Reach for drinks such as Pedialyte, diluted sports drinks or juice.

Another drink that can help prevent dehydration involves combining a hint of sugar, a dash of salt, and a squeeze of any citrus fruit into a glass of water, Ganjhu suggests.

“Every time you have a bowel movement, try to keep some sort of hydration,” says Ganjhu. “When I say hydration, I don’t just mean water. Have some sort of electrolyte water."

However, you will want to avoid taking an antidiarrheal that contains ingredients such as loperamide because it will delay the toxins from leaving your body. Other over-the-counter medications such as bismuth subsalicylate (Pepto-Bismol and similar medications) can help with nausea and sour stomach, Ganjhu adds.

When to see a doctor

With either condition, if you have diarrhea, nausea or vomiting that lasts for more than two to three days, a fever above 102°F, blood in your stool or signs of dehydration, you should call your doctor.

Symptoms of dehydration include a decrease in urination, feeling dizzy when standing up, dry mouth and throat, weakness, confusion, blurred vision and even passing out.  

“Individuals have to be their own best advocate. If you have been vomiting and have diarrhea for more than 72 hours, you need to have tests for foodborne illnesses,” says Baum. “Many medical professionals won’t run them, and you need to be aware of whether you consumed something that was recalled due to some type of bacterial contaminant.”

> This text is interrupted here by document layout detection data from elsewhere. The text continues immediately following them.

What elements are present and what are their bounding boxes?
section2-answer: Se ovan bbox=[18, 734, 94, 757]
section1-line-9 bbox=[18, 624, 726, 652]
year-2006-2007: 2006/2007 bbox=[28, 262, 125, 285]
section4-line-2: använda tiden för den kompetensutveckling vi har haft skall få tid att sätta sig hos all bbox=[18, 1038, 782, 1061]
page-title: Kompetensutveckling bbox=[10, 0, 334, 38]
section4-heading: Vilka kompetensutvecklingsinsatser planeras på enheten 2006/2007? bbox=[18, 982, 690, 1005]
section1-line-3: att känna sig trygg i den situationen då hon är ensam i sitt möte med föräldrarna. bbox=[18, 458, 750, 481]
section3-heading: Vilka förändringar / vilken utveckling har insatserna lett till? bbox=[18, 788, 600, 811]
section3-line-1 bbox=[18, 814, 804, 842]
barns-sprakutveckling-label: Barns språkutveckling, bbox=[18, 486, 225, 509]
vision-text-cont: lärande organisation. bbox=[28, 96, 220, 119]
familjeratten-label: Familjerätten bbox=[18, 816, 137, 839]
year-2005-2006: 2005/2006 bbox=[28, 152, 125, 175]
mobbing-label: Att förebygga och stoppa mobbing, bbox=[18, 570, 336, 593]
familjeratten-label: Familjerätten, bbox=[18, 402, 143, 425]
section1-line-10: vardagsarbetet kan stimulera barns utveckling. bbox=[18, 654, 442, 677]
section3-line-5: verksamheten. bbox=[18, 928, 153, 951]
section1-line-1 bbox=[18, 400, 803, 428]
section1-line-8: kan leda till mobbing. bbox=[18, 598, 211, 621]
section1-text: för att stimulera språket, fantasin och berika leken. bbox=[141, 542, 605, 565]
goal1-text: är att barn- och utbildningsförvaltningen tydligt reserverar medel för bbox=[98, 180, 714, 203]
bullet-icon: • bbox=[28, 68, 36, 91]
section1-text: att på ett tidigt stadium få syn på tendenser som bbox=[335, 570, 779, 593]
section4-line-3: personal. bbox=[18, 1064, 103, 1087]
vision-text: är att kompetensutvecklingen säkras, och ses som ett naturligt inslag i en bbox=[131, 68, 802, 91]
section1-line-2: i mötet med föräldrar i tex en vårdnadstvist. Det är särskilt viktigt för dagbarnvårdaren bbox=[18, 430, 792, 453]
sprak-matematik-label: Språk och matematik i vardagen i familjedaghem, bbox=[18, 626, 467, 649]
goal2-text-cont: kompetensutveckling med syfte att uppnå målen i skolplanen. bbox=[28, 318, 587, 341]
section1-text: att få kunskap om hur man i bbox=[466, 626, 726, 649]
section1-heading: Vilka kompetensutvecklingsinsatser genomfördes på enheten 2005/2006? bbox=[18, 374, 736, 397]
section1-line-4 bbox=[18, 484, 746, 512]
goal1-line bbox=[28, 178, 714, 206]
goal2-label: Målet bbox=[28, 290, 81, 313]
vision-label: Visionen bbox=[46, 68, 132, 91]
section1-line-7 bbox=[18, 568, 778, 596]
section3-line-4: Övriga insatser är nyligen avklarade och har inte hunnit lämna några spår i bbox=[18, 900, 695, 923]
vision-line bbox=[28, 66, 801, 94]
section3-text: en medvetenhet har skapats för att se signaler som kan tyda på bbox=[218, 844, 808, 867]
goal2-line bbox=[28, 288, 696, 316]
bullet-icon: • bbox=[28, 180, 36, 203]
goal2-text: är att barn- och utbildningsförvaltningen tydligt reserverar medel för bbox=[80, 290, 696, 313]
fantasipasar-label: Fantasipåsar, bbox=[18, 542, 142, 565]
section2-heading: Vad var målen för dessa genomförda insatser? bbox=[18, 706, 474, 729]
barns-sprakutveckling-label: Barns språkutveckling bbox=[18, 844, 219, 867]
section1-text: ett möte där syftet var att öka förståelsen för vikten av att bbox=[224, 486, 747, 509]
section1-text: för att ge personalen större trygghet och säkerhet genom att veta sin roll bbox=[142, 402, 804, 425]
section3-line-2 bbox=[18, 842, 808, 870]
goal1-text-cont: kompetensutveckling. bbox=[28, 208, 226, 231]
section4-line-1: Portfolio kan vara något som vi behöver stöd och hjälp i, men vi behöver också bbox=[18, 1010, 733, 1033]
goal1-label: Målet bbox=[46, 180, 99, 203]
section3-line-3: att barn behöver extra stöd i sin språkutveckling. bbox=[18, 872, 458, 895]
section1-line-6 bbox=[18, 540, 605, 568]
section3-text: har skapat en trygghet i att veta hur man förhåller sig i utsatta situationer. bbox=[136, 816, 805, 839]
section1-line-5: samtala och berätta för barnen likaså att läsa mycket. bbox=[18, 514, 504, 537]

Typically, older adults and individuals with compromised immune systems often require intravenous (IV) fluids as the initial course of action during a hospital visit. Subsequently, a stool study is recommended to identify the underlying cause of distress. In cases of food poisoning, an antibiotic or antiparasitic treatment may be administered. Alternatively, you may receive a prescription for an anti-cramping medication or be advised to undergo a computed tomography (CT or CAT) scan to assess the level of inflammation in the gastrointestinal tract.

For those who can’t get to an ER, some urgent care units can administer an IV to treat dehydration and may be able to provide a GI pathogen panel.

After recovering from food poisoning

Some people who recover from food poisoning, particularly in severe cases, might encounter mental hurdles when they return to normal eating habits.

“Even though the symptoms are gone, and you might have physically recovered from a severe foodborne illness, there are a lot of emotional scars that linger, because you have to eat every day,” says Baum. “But if something you ate almost killed you, it’s very, very difficult to go back to being carefree.” 

The nonprofit Stop Foodborne Illness offers a resource center to help those who are struggling readjust to regular eating habits and provides additional information to help people navigate a food poisoning diagnosis.